Ecco, le cose che ho lasciato al "caso" (ovvero alla sensibilità del disegnatore) sono quelle minori, per cui quasi quasi io mi offenderei se qualcuno mi desse della documentazione: il vestiario dei personaggi (credo che, per un disegnatore, l'indicazione "cappotto classico nero e pantaloni a sigaretta grigi" sia sufficiente), il tipo di auto ("berlina scura", ad esempio), il mobilio (il riferimento a uno stile IKEA penso sia sufficiente, mentre in casi tipo mobili d'antiquariato ho raccolto immagini di esempio).
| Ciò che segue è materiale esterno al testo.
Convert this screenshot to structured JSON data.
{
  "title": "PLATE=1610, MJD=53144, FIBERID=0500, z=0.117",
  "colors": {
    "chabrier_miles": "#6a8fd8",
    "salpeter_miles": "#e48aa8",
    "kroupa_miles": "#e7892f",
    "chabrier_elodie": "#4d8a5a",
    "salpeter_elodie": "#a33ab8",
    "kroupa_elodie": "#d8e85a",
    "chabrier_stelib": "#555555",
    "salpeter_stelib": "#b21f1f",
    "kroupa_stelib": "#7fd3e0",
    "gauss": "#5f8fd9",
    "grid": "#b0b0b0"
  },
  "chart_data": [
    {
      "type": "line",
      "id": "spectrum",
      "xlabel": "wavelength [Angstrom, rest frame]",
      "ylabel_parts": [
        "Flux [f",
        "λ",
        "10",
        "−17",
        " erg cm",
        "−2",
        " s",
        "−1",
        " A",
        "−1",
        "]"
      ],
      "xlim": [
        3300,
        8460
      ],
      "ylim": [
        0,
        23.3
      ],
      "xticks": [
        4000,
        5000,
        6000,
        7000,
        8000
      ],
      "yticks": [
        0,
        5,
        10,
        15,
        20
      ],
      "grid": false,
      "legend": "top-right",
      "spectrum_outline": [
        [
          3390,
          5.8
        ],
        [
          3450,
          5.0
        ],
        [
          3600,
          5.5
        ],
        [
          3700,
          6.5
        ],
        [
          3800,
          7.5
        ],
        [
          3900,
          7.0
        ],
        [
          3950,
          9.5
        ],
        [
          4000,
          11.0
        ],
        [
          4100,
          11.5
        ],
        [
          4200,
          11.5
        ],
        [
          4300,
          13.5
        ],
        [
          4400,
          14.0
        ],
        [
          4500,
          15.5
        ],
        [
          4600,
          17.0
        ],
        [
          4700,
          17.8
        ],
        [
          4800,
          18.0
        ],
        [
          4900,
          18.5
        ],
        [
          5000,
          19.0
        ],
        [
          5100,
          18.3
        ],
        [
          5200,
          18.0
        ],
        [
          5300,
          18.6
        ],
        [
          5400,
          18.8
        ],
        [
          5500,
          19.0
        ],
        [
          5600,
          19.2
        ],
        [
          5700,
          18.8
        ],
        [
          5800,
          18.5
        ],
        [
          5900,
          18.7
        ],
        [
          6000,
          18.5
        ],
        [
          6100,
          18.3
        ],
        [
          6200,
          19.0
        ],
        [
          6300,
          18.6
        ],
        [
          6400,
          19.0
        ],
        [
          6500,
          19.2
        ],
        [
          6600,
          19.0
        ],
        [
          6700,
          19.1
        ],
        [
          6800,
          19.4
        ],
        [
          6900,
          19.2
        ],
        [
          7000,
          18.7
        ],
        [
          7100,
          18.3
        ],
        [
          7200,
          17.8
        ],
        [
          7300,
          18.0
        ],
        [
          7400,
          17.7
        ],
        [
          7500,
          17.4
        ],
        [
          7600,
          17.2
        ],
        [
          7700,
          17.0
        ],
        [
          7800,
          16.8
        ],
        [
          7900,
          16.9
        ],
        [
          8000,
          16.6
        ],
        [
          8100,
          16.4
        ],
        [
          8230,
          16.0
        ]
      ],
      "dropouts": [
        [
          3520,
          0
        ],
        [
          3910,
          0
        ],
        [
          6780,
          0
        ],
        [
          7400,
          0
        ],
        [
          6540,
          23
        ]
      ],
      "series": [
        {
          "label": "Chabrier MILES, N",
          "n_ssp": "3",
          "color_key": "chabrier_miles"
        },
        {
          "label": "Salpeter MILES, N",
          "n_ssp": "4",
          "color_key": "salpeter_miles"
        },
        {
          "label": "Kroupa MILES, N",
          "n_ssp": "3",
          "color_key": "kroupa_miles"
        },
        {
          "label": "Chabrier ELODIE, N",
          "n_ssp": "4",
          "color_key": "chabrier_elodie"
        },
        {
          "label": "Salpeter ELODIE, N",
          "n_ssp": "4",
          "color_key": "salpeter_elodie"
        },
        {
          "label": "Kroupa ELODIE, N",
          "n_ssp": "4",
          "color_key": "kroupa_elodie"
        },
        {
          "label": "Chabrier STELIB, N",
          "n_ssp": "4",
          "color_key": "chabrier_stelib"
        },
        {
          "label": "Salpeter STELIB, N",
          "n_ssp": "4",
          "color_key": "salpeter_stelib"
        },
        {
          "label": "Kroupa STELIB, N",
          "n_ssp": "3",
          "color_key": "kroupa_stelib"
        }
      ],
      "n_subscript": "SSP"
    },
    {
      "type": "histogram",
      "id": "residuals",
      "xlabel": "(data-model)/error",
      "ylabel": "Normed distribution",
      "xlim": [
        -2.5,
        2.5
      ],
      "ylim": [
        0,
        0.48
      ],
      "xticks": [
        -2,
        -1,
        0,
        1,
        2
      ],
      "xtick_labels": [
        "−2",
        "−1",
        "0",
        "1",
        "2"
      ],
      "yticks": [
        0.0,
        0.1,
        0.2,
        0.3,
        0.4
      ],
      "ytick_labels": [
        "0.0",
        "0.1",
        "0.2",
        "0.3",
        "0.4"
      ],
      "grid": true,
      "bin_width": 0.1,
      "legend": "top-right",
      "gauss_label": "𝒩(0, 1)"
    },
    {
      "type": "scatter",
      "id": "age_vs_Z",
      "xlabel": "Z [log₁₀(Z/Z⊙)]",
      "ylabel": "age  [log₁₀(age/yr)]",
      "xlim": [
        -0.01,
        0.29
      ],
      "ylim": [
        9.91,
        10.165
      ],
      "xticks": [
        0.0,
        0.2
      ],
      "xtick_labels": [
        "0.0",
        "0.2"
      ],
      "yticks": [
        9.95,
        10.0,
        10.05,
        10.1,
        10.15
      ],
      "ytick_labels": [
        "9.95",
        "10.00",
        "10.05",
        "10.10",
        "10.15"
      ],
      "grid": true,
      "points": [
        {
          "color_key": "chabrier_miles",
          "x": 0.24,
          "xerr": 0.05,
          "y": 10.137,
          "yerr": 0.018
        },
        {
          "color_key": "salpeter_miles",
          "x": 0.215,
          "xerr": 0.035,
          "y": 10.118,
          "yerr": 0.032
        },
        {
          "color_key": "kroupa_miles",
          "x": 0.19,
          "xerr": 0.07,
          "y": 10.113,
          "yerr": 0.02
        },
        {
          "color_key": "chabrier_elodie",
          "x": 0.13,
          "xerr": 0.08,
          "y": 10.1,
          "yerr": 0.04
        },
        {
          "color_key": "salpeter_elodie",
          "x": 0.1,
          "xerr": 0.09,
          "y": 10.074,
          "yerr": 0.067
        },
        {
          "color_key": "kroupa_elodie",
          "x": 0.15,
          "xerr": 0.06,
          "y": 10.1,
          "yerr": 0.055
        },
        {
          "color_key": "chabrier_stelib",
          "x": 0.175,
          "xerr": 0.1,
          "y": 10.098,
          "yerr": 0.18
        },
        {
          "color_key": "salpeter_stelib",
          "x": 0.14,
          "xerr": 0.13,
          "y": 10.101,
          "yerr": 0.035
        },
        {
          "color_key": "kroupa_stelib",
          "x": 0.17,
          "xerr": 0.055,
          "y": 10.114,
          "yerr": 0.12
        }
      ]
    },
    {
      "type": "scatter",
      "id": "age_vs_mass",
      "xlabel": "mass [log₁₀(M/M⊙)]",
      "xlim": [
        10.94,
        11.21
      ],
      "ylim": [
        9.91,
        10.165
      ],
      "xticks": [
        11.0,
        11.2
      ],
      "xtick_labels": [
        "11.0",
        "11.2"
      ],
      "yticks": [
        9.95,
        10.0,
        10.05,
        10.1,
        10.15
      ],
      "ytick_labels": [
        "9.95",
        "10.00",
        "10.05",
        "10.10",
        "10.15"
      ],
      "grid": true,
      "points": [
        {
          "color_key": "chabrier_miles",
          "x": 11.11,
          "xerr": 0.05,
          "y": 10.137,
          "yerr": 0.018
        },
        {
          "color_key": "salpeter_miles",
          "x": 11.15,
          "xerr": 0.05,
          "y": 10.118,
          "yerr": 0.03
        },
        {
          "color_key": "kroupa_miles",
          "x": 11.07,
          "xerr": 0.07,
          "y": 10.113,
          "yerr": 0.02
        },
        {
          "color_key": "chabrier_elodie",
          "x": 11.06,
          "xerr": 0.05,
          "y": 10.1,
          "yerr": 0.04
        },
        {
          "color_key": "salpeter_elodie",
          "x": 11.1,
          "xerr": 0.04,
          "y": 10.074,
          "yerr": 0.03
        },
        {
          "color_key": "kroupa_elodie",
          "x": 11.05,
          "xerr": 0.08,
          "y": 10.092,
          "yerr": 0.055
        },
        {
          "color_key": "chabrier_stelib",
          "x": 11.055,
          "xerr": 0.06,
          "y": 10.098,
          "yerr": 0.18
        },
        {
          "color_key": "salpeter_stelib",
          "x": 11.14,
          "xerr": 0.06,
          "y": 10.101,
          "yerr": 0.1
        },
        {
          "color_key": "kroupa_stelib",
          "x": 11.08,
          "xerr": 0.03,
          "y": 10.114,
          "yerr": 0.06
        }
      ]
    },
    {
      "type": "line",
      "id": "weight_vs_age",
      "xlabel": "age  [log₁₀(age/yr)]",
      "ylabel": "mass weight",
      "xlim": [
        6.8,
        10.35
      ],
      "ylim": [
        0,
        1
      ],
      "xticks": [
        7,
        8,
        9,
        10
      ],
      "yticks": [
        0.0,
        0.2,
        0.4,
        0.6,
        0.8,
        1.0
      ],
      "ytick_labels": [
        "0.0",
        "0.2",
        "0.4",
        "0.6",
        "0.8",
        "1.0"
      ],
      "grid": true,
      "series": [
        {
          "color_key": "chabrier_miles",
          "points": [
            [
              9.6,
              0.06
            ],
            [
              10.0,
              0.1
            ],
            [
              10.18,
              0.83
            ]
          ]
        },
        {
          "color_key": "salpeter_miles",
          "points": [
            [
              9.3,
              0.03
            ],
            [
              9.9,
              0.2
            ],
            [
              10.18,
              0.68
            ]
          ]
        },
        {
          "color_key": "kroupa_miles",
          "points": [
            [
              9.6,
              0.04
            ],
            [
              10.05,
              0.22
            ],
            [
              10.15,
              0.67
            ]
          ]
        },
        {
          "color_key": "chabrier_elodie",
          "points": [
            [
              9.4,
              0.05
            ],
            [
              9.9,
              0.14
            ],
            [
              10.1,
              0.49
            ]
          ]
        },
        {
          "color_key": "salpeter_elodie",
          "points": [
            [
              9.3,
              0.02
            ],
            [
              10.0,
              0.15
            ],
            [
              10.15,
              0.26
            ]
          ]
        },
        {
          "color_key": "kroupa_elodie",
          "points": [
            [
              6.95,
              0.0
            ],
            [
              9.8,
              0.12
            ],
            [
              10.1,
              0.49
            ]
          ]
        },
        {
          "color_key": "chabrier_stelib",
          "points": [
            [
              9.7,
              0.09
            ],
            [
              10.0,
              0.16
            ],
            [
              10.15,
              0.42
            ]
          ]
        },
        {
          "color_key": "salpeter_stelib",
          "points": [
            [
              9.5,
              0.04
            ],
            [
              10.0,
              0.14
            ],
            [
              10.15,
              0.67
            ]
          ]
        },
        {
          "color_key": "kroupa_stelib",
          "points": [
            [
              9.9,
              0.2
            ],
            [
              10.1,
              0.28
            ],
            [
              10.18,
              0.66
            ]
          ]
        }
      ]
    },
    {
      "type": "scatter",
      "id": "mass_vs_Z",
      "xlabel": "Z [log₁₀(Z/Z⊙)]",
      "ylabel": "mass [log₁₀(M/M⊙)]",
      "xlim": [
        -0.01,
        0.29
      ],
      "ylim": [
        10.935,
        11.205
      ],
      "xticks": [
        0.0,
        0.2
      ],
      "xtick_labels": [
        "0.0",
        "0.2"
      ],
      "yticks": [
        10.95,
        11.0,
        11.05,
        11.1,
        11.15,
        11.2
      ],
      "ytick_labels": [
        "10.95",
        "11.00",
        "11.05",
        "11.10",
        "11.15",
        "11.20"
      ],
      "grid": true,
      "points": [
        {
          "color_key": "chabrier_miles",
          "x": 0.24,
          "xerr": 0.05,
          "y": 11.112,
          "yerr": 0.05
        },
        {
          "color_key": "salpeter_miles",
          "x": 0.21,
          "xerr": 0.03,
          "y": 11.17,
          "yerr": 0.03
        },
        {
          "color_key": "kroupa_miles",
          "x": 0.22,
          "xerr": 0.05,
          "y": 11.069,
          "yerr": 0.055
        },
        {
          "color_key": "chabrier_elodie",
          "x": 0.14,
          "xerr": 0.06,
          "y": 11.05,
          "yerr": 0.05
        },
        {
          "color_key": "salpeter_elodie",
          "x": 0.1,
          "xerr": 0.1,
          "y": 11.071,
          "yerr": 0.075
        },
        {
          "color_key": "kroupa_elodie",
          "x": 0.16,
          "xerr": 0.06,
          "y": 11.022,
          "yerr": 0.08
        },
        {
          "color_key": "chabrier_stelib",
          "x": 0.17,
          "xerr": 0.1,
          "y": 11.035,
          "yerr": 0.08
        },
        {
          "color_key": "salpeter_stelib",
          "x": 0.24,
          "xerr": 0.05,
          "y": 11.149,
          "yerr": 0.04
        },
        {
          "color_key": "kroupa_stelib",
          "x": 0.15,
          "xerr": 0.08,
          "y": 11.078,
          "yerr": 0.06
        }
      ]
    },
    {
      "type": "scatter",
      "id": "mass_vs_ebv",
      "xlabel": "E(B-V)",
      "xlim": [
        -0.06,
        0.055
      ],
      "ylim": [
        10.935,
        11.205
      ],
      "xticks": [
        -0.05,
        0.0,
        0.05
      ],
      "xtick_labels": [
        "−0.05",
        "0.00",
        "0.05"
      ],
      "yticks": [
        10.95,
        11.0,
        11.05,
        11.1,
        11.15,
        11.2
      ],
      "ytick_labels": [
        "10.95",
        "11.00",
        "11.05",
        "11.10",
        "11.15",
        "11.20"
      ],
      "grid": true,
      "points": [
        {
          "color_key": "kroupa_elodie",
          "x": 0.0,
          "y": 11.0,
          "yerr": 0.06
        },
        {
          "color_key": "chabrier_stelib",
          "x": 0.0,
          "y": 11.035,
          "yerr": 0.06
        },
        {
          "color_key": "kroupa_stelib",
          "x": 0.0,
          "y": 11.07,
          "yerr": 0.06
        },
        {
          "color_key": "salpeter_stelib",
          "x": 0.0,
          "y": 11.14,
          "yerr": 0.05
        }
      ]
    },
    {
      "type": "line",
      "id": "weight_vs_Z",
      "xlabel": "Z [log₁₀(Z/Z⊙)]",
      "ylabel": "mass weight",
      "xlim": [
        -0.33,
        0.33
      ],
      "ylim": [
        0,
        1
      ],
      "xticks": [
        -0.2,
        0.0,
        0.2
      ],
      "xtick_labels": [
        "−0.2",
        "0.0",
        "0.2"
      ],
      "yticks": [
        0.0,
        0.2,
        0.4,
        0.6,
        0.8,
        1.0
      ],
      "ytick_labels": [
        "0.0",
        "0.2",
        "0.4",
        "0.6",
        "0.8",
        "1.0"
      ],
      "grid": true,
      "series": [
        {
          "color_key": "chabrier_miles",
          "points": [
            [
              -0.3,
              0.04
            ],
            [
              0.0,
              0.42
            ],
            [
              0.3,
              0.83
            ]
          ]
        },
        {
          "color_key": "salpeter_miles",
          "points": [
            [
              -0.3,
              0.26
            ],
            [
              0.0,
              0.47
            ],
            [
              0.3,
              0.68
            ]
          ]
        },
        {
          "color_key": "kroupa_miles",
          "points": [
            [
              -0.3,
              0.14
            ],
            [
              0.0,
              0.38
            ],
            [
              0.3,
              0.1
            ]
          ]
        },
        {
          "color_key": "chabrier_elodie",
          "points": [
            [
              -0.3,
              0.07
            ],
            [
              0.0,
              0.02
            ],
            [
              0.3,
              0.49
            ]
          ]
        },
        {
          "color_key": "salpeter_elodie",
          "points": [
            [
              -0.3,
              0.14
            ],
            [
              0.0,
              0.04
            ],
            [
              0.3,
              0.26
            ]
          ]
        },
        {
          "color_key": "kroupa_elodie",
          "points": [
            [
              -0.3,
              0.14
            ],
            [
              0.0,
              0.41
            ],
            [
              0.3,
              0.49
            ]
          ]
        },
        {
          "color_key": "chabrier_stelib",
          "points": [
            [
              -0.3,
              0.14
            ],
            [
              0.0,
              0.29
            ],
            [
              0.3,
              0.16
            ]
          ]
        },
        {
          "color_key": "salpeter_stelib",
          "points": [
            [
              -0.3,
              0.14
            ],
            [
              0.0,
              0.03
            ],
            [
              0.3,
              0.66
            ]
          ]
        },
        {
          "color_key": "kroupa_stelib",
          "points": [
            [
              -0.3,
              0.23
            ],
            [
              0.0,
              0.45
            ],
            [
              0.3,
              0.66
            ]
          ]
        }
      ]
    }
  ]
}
Però, se il mio disegnatore mi dicesse "guarda no, mi servono immagini anche di questo", gli riverserei addosso un'altra mole di documentazione con la coscienza tranquilla di un bebé. Anzi, non fatemici troppo pensare, se no lo faccio senza neanche chiedergli un parere.

13 commenti:

  1. Siamo certi ,come ben sai , che scopriremo noi stessi angoli nuovi di una citta ' che viviamo quotidianamente .Aspettiamo quindi dopo il meritato successo un Viola tour che porti a scoprire i luoghi piu' nascosti dove si ambienta la storia .Ormai hai notizie e materiali per pubblicare una guida della nostra citta'!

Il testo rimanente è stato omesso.